Since sentences are carriers of the information reflected by the latent topics, therefore, NMF-TP scores a sentence in the document using the formula in Eq. 2.

(iii) E-Summ: E-Summ algorithm is grounded on the principle of selecting informative sentences from the document, which convey important topics. E-Summ follows an information-theoretic approach, exploits the information contained in topic and sentence entropies, and identifies candidates by scoring a sentence as follows.

$$\begin{aligned} Score(S_{j}) = \zeta ^{\tau }(S_{j}) + \varPsi ^{S}(\tau _{i}) \text{, } \text{ where } \end{aligned}$$

\(\zeta ^{\tau }(S_{j})\) is sentence entropy in topic space and \(\varPsi ^{S}(\tau _{i})\) is topic entropy in sentence space (Refer [3] for details). Subsequently, it uses Knapsack optimization algorithm to maximize the information conveyed by sentences selected for inclusion in the summary. Since E-Summ works on the premise of maximizing information contained in summary and does not explicitly consider the terms and topics as in the case of NMF-TR and NMF-TP, it is reasonable to employ E-Summ to summarize short and long documents.

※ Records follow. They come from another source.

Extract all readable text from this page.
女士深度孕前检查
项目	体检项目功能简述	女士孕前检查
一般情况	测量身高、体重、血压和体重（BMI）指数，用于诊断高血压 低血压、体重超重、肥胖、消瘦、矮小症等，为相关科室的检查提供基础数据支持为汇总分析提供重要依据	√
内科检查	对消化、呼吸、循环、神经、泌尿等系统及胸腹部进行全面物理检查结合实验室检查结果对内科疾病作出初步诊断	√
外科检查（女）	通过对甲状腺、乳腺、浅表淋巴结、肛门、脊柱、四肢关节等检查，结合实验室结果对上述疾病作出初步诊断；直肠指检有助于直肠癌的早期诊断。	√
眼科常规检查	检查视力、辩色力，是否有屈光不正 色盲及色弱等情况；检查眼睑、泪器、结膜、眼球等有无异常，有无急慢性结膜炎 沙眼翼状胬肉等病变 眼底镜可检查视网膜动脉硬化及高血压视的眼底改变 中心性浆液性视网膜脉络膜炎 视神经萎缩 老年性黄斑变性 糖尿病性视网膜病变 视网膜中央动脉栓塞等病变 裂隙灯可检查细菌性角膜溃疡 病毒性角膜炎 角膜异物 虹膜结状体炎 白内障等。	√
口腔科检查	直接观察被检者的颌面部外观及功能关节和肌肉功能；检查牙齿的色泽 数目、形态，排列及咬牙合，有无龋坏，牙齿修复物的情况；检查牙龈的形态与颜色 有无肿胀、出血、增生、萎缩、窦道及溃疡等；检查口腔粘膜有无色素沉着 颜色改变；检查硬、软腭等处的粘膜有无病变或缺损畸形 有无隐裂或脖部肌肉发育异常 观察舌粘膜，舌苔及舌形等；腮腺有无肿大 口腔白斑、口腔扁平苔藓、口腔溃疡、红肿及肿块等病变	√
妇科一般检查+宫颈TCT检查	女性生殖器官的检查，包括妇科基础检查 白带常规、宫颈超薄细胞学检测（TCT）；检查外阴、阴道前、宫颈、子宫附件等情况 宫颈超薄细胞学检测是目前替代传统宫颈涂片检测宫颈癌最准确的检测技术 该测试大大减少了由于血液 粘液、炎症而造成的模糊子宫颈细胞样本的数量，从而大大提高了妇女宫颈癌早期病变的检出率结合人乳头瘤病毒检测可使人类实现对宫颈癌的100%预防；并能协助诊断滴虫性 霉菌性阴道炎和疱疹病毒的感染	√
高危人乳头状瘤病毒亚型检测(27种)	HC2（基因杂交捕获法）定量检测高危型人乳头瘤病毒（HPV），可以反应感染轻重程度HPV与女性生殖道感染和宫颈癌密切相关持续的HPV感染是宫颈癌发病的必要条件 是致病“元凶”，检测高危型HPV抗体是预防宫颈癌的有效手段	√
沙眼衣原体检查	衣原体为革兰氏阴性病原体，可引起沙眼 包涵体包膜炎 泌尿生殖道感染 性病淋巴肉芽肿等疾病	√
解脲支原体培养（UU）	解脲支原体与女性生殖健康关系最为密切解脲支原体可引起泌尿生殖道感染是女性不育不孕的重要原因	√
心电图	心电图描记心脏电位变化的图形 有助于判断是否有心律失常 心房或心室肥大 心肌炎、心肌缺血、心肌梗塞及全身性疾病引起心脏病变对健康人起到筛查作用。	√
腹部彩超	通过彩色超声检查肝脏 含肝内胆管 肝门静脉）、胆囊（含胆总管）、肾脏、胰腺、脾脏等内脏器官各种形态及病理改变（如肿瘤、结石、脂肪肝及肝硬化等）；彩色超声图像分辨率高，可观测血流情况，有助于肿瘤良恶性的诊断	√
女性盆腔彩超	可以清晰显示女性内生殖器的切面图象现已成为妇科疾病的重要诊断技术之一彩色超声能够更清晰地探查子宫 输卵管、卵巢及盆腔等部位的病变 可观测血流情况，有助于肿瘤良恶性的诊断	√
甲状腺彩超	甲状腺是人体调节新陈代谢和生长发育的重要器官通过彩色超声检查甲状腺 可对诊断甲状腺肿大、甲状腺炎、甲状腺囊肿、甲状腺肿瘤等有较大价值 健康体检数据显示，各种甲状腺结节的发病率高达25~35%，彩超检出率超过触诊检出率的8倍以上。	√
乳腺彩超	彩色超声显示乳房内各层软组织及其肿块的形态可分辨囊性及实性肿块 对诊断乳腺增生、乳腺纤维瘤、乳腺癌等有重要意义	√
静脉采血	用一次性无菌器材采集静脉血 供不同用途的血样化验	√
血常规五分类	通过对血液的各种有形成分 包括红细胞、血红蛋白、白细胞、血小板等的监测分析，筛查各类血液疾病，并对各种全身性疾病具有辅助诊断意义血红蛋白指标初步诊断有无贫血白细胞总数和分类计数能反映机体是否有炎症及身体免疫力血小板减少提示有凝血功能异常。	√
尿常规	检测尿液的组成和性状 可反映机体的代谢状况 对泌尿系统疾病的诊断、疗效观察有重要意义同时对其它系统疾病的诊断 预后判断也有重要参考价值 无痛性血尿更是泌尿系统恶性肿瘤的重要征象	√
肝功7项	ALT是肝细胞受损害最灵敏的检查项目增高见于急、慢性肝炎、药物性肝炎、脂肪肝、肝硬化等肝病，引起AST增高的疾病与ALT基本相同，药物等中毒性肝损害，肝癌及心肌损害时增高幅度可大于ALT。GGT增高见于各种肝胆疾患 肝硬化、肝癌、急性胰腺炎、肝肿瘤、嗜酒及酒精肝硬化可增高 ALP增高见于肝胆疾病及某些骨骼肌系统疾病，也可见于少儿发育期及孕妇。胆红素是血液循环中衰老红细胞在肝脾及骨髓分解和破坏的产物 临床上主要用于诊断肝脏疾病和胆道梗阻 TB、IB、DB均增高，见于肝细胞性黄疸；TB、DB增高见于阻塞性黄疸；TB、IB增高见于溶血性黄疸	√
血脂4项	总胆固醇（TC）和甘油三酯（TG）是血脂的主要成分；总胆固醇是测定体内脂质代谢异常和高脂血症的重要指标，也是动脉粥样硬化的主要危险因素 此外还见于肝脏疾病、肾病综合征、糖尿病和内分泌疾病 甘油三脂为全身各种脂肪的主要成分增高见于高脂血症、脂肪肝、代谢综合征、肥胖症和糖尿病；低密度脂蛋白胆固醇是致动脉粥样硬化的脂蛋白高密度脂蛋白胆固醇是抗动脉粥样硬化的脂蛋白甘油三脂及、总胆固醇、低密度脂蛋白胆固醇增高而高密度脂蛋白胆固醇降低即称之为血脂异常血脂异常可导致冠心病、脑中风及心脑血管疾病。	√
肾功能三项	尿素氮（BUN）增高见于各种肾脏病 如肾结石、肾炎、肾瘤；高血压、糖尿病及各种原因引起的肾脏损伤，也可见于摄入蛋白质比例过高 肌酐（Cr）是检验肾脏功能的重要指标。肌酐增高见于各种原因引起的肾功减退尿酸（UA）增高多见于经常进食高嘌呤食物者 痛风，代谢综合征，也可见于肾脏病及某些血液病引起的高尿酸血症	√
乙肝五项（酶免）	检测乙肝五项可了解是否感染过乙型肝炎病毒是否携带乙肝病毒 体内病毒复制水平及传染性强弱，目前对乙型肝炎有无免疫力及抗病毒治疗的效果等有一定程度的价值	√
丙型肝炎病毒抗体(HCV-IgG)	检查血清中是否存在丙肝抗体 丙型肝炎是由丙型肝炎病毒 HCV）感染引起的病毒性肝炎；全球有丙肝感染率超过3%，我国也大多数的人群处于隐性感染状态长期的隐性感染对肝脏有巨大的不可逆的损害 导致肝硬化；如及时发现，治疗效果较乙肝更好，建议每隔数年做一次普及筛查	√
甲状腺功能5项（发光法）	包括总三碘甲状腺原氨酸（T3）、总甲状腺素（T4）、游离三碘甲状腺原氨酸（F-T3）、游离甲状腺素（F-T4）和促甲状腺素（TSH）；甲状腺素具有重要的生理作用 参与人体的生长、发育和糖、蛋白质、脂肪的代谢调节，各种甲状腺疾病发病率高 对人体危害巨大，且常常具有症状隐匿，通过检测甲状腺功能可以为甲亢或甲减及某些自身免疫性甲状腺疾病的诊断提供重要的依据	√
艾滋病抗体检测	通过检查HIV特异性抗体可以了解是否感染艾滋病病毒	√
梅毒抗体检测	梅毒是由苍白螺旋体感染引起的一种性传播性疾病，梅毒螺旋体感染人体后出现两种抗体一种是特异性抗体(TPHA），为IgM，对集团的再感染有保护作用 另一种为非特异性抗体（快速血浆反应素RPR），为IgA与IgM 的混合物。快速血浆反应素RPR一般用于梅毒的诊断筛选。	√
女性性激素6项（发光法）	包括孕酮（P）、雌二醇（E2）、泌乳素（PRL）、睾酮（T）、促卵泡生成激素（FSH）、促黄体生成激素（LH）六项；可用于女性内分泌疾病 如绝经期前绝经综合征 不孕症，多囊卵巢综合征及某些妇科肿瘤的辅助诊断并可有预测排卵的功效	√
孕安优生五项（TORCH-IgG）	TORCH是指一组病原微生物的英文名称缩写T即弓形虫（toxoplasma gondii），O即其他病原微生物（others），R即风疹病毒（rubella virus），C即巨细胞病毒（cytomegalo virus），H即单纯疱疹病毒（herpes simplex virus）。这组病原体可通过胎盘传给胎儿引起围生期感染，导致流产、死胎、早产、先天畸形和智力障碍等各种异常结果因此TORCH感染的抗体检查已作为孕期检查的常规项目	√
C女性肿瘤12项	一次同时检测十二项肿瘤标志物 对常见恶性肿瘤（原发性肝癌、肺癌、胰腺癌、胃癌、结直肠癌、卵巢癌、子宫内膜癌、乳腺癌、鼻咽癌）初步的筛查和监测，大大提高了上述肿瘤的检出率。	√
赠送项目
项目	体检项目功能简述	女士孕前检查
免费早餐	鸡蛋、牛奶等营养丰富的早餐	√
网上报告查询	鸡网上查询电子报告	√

4 Data-Sets and Evaluation

We use well known public data-sets - DUC2001, DUC2002, CNN and DailyMail for performance evaluation of the proposed algorithms. The proposed methods are language-, domain- and collection-independent. The methods are faster than state-of-the-art extractive summarization algorithms (Refer [1, 3] for details) and are suitable for real time summarization of web documents.

We evaluate the performance of all the three algorithms viz. NMF-TR, NMF-TP, and E-Summ on DUC2001, DUC2002, and CNN/DailyMail data-sets. Additionally, we employ WikiHow data-set consisting of general Wikipedia articles and CL-SciSumm data-sets containing scientific articles, for justifying the domain independence of E-Summ algorithm. We demonstrate the language independence of E-Summ using two Indian and three European languages.

We use standard ROUGE measure for qualitative assessment of the algorithmic summaries. ROUGE is a measure of computing lexical overlap between algorithmic summaries and gold standard ground truth summaries. We additionally employ semantic similarity measure to evaluate the quality of summaries.

5 Conclusion and Future Directions

Growing demand of automatic summarization methods in diverse domains, genres and for resource poor languages necessitate development of unsupervised, language independent and fast methods. We use Non-negative Matrix Factorization to tease out the inter-relationship between terms, sentences and latent topics in the latent semantic space of the document and proposed three single document summarization algorithms. As expected, the performance of the proposed algorithms does not match with that of deep neural methods.

Existing research majorly focuses on generating generic summaries of documents. However, generic summaries ignore the subjectivity aspect as these summaries do not consider the background knowledge of the user. Our current focus is on automatically generating personalized summary of the document.